A previous study of dialysis patients reported that NT-pro-BNP was associated with increased left ventricular mass and ejection fraction, and was a better predictor of 3-month to 5-year mortality than high sensitivity C-reactive protein or cardiac troponin T [24]. However, few studies have examined the association of NT-pro-BNP with BMD in dialysis patients. A study of transgenic mice indicated that activation of the RAS induced osteoporosis independently of hypertension [25], and a study of a hypertensive rat model indicated that inhibitors of the RAS attenuated osteoporosis [26]. Clinical studies also reported that administration of angiotensin-converting enzyme inhibitors increased BMD [2728]. Natriuretic peptide inhibits the RAS axis by binding its common receptor, guanylyl cyclase-A, which leads to activation through a cyclic guanosine monophosphate (cGMP)-dependent pathway [10]. In addition, natriuretic peptides are potent lipolytic agents that act in adipose tissue via the BNP–cGMP-dependent protein kinase cascade, which increases fat oxidation [829]. Body weight is a function of fat mass and lean mass, and could impact bone turnover and bone density [3031]. Thus, the pathophysiological relevance of natriuretic peptide in bone integrity may be explained by the participation of adipokines in bone remodeling due to their effects on bone deposition and resorption [31]. We previously found that NT-pro-BNP levels were significantly correlated with poor lumbar T-scores and proposed that NT-pro-BNP plays a role in the regulation of BMD [14]. In other words, there is a negative association between natriuretic peptides and BMD in renal transplant recipients [14]. In the present study, we also found that increased serum NT-pro-BNP levels were associated with poor lumbar T-scores and the serum level of NT-pro-BNP was a significant and independent predictor of lumbar BMD in PD patients.
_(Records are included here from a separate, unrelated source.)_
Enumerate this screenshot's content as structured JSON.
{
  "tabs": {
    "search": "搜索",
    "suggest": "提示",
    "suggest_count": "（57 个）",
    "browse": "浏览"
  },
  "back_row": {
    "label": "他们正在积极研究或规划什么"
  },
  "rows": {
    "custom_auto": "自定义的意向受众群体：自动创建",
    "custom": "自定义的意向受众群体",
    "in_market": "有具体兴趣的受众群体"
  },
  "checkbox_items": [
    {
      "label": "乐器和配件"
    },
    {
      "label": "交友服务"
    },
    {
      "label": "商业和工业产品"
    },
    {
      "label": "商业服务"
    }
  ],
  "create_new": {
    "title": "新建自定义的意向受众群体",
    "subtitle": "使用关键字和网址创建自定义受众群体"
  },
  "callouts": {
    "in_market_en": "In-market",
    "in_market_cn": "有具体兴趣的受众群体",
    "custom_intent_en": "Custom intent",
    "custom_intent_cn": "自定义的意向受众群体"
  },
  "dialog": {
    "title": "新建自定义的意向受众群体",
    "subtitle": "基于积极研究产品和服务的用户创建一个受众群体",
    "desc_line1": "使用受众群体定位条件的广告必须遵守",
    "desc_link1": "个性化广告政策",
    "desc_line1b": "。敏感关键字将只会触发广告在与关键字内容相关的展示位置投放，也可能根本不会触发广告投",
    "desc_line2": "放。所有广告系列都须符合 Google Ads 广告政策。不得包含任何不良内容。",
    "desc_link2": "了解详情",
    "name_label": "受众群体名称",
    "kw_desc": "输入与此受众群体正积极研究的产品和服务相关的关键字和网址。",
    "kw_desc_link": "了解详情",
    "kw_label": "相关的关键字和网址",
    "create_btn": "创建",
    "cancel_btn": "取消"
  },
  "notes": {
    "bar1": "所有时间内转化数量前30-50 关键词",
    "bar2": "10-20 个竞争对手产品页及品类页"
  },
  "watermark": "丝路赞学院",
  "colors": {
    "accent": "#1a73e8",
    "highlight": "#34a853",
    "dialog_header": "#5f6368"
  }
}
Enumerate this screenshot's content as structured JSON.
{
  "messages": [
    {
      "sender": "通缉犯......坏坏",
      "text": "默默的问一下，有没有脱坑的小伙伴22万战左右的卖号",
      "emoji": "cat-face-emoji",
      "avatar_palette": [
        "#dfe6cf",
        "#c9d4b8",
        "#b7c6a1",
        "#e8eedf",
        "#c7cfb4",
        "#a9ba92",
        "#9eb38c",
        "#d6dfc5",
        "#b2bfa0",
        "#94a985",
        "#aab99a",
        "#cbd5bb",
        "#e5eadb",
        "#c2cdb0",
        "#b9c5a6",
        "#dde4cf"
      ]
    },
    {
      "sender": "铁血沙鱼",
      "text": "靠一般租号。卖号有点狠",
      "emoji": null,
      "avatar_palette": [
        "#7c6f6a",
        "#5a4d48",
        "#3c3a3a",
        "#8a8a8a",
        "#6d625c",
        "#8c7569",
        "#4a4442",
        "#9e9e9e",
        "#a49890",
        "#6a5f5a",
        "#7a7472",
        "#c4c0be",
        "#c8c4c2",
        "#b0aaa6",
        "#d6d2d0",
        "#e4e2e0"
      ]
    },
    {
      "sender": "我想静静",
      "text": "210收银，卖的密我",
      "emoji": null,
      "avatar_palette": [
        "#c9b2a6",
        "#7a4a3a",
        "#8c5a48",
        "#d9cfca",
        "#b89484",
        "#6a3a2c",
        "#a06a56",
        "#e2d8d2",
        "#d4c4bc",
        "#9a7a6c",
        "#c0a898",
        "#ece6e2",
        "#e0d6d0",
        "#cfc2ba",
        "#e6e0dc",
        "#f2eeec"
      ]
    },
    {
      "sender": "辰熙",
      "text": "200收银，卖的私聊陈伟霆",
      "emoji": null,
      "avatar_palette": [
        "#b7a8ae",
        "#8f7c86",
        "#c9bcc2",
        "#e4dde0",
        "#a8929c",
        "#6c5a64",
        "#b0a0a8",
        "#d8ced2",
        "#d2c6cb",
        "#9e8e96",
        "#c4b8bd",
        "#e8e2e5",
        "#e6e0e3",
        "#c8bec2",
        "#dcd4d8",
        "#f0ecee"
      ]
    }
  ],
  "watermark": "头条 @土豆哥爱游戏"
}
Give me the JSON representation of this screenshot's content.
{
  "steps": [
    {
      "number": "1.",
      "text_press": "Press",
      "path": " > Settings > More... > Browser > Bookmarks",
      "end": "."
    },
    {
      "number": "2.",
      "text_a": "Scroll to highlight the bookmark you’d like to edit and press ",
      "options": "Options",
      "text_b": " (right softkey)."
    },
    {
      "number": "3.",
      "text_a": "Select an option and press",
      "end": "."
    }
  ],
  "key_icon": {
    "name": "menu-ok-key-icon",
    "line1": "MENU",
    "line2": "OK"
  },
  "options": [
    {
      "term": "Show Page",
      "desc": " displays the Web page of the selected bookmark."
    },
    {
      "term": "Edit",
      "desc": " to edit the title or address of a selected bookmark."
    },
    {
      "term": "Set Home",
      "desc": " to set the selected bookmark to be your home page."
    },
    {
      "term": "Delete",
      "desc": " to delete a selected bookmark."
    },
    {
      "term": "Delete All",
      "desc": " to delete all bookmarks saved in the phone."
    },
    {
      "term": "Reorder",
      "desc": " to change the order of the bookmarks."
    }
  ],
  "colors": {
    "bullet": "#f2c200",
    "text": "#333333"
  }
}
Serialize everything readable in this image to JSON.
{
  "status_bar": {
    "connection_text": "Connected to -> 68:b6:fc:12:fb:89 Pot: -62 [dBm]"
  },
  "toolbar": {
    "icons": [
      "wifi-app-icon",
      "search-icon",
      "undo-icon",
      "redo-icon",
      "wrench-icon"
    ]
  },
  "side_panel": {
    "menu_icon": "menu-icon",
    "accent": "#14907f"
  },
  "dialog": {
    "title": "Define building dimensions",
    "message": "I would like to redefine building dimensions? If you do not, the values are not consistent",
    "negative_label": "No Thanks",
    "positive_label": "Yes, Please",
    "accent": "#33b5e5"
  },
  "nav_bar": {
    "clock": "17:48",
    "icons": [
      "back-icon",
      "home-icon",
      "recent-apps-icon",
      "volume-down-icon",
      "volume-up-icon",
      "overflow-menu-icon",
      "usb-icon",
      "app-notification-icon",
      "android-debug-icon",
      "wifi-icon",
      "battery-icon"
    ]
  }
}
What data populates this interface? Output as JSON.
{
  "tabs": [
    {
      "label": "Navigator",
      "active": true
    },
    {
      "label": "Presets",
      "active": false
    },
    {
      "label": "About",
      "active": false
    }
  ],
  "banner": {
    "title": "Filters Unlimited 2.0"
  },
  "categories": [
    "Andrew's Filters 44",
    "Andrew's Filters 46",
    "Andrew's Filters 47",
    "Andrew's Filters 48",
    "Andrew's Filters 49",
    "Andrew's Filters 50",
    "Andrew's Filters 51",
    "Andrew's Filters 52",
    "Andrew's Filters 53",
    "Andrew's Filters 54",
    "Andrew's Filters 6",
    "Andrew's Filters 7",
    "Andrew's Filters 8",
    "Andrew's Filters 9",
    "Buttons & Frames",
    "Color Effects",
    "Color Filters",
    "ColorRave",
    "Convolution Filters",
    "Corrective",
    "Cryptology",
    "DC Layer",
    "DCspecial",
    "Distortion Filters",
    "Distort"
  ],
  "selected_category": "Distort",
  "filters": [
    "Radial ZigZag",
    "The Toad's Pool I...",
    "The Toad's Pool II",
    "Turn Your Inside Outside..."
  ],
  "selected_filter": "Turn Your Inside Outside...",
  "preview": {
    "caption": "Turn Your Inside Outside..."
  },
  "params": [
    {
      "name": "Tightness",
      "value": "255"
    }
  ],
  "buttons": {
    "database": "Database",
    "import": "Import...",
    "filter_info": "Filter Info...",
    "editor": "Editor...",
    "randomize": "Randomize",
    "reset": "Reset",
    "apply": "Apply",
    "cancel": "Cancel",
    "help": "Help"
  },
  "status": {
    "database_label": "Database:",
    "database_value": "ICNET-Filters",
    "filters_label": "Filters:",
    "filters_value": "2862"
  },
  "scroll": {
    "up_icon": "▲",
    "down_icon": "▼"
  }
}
The present study had some limitations. First, only a small number of PD patients were enrolled, so the statistical power for comparison of groups was weak. Second, this study had a cross-sectional design, and did not employ a control group. Therefore, the findings of this study must be confirmed by long-term prospective studies before a causal relationship between serum NT-pro-BNP and BMD in PD patients can be established.

In conclusion, this study of PD patients from Taiwan indicated that the fasting serum NT-pro-BNP level was negatively associated and that body weight was positively associated with lumbar BMD.